Cole Pulice – Gloam

Think contemporary sax experimentation and you can’t help but think of the maestro, Colin Stetson. Perhaps you can name one or two more from your local scene too … maybe, say, that out-there player David McLean of Gnod and others. There will inevitably always be countless Avant jazz boffins too if you’re that way inclined. Elevating himself from the footnotes now too comes Minneapolis-based tenor saxophonist Cole Pulice, who as well as featuring on the Iceblink record recently covered on these pages, has also worked with Godspeed You! Black Emperor and Bon Iver amongst others.
A glowing resume therefore in his pocket, Gloam is Pulice’s debut solo album and – a blend of electronic ambience, drone and virtuoso noodling – it’s a textural series of drifting tones that float on by largely unchallenged during the nebulous 35-minute run-time. Surging sax parts are met in harmony by simmering synth, micro-detail hardware erasing uniformity across the many repeats. Pulice’s rich tenor is a world away from the bray of the alto, his low and melancholy notes bellowing out across the lonely landscape like the last of its species calling for a mate. “Sleep Helix” is consequently sorrowful but still soothing, the 8-minute “Bone Prisms” more unsettling in turn, its humming on-board computers setting an uneasy drone for sustained, shape-shifting sax to skim over its surface.

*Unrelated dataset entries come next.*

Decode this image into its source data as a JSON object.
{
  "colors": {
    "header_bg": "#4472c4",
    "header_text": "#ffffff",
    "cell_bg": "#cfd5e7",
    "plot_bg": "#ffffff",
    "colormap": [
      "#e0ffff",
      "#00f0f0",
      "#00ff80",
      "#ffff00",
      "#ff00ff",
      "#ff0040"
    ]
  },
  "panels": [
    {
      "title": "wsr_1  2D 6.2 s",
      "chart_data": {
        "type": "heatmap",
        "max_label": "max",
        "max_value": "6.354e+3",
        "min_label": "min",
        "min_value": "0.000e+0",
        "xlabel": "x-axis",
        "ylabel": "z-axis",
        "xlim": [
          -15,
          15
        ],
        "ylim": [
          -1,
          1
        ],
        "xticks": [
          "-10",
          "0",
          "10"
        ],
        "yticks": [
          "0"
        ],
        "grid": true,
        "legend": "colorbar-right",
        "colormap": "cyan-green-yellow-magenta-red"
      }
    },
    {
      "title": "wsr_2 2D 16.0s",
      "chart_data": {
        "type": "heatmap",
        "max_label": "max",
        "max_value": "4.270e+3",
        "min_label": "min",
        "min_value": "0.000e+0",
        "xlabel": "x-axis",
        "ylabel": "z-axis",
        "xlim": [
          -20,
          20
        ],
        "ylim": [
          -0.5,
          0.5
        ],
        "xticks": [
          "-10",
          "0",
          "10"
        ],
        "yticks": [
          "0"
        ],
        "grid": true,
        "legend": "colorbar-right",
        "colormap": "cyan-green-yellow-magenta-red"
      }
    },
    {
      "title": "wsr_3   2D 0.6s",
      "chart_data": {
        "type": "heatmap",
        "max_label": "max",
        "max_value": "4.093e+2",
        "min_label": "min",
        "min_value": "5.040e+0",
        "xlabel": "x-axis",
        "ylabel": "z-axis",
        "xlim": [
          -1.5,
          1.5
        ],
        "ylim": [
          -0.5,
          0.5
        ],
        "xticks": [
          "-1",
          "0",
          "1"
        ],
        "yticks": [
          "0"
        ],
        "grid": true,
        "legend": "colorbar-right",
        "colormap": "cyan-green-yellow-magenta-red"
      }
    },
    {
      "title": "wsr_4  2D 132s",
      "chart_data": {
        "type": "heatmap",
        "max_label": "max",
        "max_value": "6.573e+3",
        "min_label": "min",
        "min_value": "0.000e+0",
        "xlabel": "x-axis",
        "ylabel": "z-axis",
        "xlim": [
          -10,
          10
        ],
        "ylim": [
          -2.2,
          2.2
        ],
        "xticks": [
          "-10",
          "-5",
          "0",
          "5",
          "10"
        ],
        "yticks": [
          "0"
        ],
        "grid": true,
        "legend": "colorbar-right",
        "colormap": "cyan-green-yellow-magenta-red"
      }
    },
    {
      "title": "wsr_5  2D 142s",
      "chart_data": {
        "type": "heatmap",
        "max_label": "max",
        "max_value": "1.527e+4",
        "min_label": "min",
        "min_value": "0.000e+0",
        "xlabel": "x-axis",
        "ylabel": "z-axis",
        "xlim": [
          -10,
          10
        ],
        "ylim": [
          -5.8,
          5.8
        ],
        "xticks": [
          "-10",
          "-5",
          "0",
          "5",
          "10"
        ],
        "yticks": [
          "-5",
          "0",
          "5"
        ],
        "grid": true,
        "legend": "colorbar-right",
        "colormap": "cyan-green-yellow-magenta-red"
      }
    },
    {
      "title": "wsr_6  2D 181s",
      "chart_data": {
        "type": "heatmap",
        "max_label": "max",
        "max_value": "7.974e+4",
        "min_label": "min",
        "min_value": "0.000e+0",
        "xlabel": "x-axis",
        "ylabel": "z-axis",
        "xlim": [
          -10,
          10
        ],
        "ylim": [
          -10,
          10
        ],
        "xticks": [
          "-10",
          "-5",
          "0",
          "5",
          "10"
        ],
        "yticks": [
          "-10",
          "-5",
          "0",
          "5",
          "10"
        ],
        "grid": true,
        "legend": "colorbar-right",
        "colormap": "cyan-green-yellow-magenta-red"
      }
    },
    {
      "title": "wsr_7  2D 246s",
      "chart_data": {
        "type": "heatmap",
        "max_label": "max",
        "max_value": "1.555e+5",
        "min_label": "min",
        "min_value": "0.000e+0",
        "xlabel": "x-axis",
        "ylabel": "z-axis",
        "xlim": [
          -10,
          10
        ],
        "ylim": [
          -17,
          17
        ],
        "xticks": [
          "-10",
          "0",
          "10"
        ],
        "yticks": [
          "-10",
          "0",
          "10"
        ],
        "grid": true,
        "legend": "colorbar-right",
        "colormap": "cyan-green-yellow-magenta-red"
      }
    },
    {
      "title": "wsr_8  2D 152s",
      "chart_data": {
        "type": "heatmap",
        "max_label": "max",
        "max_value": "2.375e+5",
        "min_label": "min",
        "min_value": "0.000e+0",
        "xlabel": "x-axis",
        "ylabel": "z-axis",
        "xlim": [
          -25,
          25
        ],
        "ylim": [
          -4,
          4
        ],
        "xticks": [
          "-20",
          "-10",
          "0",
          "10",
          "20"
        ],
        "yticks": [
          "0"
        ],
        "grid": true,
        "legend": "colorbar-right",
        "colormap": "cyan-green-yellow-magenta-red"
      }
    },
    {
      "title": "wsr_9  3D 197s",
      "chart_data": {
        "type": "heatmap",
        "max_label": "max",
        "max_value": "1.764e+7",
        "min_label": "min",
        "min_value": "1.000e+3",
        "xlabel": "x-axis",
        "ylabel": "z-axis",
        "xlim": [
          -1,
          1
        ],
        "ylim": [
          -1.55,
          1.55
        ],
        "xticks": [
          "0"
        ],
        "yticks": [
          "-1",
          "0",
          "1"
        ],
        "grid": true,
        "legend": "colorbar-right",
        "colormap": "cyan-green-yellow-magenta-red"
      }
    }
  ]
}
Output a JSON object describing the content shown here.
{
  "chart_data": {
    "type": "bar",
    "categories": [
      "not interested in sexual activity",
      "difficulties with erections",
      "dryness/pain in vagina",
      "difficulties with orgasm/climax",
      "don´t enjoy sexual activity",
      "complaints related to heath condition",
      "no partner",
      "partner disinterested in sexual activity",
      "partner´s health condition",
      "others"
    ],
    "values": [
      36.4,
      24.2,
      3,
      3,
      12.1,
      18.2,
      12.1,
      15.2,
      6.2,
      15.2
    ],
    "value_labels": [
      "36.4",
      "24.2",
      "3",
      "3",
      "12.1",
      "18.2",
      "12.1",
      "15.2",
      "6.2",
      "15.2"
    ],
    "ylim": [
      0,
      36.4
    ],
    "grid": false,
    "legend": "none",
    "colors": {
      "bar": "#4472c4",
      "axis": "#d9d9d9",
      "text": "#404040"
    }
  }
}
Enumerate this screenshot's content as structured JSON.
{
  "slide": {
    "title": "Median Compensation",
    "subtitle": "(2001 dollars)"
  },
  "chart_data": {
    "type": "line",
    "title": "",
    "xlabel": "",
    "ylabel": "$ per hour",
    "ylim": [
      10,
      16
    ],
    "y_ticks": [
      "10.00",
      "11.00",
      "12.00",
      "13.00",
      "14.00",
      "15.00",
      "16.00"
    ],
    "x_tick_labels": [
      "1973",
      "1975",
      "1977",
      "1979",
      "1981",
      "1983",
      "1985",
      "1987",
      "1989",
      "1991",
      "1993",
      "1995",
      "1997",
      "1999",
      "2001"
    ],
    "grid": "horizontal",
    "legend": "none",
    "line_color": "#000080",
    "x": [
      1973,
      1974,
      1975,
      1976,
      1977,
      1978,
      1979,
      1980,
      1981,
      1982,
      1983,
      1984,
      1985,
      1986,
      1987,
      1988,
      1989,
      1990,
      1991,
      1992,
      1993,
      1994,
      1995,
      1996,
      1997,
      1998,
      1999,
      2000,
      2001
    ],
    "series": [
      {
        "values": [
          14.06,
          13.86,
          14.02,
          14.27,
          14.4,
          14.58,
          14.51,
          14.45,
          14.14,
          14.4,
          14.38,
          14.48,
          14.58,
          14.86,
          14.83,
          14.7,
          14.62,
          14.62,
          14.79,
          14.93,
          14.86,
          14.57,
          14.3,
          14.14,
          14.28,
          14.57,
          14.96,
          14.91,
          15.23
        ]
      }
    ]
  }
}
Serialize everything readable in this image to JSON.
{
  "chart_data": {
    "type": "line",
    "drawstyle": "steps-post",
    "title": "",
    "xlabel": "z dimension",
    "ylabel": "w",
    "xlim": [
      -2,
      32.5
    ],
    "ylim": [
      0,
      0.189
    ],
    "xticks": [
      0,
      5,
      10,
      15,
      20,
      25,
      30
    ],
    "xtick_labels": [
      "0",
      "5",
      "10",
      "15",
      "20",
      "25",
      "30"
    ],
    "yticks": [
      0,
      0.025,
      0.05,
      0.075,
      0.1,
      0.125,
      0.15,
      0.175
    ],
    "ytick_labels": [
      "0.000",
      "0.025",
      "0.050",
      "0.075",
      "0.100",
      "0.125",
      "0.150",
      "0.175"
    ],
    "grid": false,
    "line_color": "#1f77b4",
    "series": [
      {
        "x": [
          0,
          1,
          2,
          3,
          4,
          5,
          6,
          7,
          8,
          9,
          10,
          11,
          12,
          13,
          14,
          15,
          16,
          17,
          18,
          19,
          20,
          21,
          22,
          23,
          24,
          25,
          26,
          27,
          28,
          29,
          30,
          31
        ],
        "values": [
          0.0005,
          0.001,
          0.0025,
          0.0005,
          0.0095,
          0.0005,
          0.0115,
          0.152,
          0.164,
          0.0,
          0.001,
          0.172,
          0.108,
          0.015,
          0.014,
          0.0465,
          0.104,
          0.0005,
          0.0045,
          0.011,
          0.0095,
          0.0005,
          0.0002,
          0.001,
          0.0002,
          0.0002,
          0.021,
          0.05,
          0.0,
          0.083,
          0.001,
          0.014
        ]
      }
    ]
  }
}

Wetting its reeds in turn, the electro buzz of “Neurochrome” is treated to a scrambled interruption of sax and something resembling the wheezy protestations of an accordion, while “Arc Of Shadows”, although lightly menacing, is altogether more zen, nevertheless conjuring the slow creep of a classic sci-fi score in which the protagonists suffer from insomnia on a planet where the sun never sets. From minimal to maximal in a single bound, the euphoric closer then blossoms into improvised layering that really tests Pulice and his instrument’s full range of valves. Gloam is not a common-or-garden listen as a result, but for those given the horn by brass this rare strain of New Age jazz may just prove essential.